1.2 Main objective of this paper
In significant contrast to the goals and approaches of the above-mentioned works, the goal of this paper is to develop an automatic Chinese character decomposition framework to decompose a Chinese character into several graphical components without considering the strokes of the character or any semantic or phonetic properties of the components, as in the examples illustrated in Fig. 1. For example, the Chinese character ‘好’ will be automatically decomposed into the components ‘女’ and ‘子’ without considering the semantic or phonetic properties of either of the two components. That is, we intend to automatically achieve graphical decomposition of Chinese characters represented as binary images without the need for any prior knowledge of semantic and phonetic properties of Chinese character components or character strokes.
To achieve our goal, we propose applying non-negative matrix factorization (NMF) technique to decompose a Chinese character into different components. In general, NMF (or non-negative matrix approximation) [18,19,20,21] intends to factorize a matrix into two matrices, with all three matrices having no negative elements. The property of non-negativity makes the resulting matrices easier to inspect; therefore, NMF has been successfully applied to several source decomposition applications in digital audio signals [22,23,24], digital visual signals [25,26,27,28,29], and document clustering [30].

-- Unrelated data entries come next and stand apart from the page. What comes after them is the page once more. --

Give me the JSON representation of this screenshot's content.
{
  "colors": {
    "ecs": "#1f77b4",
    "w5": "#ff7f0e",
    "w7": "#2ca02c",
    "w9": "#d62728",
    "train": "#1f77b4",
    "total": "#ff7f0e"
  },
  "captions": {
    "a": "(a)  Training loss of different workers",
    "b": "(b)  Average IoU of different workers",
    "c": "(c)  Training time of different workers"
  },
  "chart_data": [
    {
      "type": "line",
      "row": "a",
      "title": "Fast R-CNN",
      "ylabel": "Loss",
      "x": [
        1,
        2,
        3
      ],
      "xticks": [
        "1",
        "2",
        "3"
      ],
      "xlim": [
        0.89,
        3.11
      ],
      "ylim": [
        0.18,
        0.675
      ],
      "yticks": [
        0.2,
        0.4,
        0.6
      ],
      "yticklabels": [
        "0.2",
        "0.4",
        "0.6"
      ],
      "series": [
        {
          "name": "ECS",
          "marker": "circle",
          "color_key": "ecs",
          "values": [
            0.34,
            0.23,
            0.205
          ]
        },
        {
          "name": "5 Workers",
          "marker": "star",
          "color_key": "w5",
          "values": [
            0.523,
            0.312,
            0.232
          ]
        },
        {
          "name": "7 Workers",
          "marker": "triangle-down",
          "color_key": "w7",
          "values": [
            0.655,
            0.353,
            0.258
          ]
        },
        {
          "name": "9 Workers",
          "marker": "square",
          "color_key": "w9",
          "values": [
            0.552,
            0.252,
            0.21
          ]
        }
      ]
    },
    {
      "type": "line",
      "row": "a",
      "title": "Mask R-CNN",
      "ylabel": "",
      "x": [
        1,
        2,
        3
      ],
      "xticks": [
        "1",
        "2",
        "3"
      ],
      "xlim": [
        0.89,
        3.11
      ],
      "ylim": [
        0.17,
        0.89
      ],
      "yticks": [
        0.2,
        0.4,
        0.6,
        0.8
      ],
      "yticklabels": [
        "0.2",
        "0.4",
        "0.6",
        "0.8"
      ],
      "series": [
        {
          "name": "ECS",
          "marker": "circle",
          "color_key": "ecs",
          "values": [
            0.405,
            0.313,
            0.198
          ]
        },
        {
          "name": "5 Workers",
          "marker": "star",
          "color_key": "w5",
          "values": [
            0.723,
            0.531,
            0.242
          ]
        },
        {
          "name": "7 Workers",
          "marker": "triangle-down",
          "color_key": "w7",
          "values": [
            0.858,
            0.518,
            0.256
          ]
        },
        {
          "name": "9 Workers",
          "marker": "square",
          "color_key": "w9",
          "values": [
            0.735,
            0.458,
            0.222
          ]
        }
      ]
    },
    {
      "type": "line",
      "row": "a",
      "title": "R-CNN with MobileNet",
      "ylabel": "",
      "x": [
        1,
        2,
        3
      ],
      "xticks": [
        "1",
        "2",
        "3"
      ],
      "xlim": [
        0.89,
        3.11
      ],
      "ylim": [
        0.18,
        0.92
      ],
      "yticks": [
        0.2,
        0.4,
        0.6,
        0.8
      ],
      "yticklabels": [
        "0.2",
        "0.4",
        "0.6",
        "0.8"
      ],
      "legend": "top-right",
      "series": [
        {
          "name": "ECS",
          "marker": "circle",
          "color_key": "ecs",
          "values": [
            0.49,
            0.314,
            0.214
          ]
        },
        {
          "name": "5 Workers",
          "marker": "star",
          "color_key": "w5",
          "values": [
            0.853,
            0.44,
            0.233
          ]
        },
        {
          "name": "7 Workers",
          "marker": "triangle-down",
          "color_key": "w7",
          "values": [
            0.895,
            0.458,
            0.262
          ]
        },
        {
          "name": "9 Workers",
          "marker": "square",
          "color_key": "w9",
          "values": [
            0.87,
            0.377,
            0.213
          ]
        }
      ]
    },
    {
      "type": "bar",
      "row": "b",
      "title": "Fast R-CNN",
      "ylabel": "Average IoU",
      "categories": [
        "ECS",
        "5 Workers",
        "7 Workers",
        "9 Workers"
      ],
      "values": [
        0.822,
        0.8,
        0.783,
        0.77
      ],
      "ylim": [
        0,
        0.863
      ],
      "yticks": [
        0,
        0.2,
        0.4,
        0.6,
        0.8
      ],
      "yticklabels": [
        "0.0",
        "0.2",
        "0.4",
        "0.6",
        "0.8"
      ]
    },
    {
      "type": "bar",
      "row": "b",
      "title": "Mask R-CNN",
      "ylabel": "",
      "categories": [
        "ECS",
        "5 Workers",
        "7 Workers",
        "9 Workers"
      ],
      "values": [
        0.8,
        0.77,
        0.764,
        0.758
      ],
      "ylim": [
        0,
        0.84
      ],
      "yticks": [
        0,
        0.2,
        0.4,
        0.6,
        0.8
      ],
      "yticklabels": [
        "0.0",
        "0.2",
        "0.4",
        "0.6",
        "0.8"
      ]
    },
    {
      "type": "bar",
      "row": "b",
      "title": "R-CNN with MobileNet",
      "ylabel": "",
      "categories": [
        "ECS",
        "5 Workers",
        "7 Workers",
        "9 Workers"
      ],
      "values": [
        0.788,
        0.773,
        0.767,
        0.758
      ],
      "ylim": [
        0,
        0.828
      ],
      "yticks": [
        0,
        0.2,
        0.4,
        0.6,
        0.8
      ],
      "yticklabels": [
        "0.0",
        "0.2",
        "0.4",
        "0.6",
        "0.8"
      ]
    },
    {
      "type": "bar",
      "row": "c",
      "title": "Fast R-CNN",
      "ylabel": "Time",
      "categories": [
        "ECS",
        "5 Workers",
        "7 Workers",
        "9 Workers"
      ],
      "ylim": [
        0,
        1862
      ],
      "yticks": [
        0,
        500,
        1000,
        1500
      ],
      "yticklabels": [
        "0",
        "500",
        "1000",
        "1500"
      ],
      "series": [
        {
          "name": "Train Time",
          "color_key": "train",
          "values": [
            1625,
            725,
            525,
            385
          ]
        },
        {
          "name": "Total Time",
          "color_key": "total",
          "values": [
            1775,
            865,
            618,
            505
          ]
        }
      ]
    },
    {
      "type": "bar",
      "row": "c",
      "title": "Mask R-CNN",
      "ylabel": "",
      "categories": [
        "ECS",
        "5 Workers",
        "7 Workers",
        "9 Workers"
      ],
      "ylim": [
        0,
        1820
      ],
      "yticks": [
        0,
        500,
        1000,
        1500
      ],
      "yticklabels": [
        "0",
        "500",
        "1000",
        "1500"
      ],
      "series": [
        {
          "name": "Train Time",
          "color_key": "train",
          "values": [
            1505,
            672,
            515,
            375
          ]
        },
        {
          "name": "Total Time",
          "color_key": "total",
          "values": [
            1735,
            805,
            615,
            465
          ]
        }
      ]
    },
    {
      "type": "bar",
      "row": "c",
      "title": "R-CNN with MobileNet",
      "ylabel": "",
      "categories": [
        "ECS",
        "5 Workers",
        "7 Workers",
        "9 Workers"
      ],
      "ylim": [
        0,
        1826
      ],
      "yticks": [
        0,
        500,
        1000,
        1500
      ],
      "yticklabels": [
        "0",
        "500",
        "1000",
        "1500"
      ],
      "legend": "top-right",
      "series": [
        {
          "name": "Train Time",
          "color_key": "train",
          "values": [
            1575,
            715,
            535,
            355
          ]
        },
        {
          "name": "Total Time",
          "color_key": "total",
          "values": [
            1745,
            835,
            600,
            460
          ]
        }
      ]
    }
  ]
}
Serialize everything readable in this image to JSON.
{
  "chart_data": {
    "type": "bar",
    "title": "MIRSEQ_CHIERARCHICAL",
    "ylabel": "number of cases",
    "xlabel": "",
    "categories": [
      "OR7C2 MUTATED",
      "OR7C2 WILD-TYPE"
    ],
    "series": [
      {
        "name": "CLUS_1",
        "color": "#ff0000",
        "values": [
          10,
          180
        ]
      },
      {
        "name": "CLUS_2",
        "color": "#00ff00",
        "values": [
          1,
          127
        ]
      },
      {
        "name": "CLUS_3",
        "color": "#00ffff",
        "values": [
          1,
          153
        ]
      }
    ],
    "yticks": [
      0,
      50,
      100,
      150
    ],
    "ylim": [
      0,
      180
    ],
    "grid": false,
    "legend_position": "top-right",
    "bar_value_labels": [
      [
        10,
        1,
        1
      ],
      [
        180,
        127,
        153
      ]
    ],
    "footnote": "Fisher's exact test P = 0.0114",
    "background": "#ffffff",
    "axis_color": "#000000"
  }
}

However, from the viewpoint of image signal decomposition using NMF [15, 26,27,28,29], the standard NMF technique [18, 19] is only suitable for processing general digital grayscale or color images, not for binary images. In general, Chinese characters are usually presented in binary tones, black and white. Therefore, this paper presents a novel NMF framework to factorize a Chinese character represented as a binary image (or matrix). Furthermore, we evaluate the performance of the proposed NMF technique by applying it to the application of visual secret sharing (a visual cryptographic technique [31,32,33,34,35] in information security [36,37,38]) that securely shares secret messages encoded as binary images of partial Chinese characters.
1.3 Main contributions of this paper
The major innovations and contributions of this paper are three-fold: (a) to the best of our knowledge, we are among the first to propose an automatic Chinese character decomposition framework to break a character into graphical components without a need for prior knowledge of semantic or phonetic properties of Chinese character components or character strokes; (b) to achieve this goal, we propose a novel NMF framework to factorize a binary image into two matrices while forcing all of the elements of the two matrices as close to 0 or 1 as possible; and (c) we successfully apply our NMF-based Chinese character decomposition technique to visual secret sharing for the secure transmission of secret messages encoded by binary images of Chinese characters.
The rest of this paper is organized as follows. In Section 2, the standard NMF technique [18, 19] is briefly reviewed, followed by a presentation of the proposed novel NMF framework in Sections 3 and 4, we present the evaluation results by applying the proposed NMF-based Chinese character decomposition method to the application of visual secret sharing. Finally, Section 7 concludes this paper.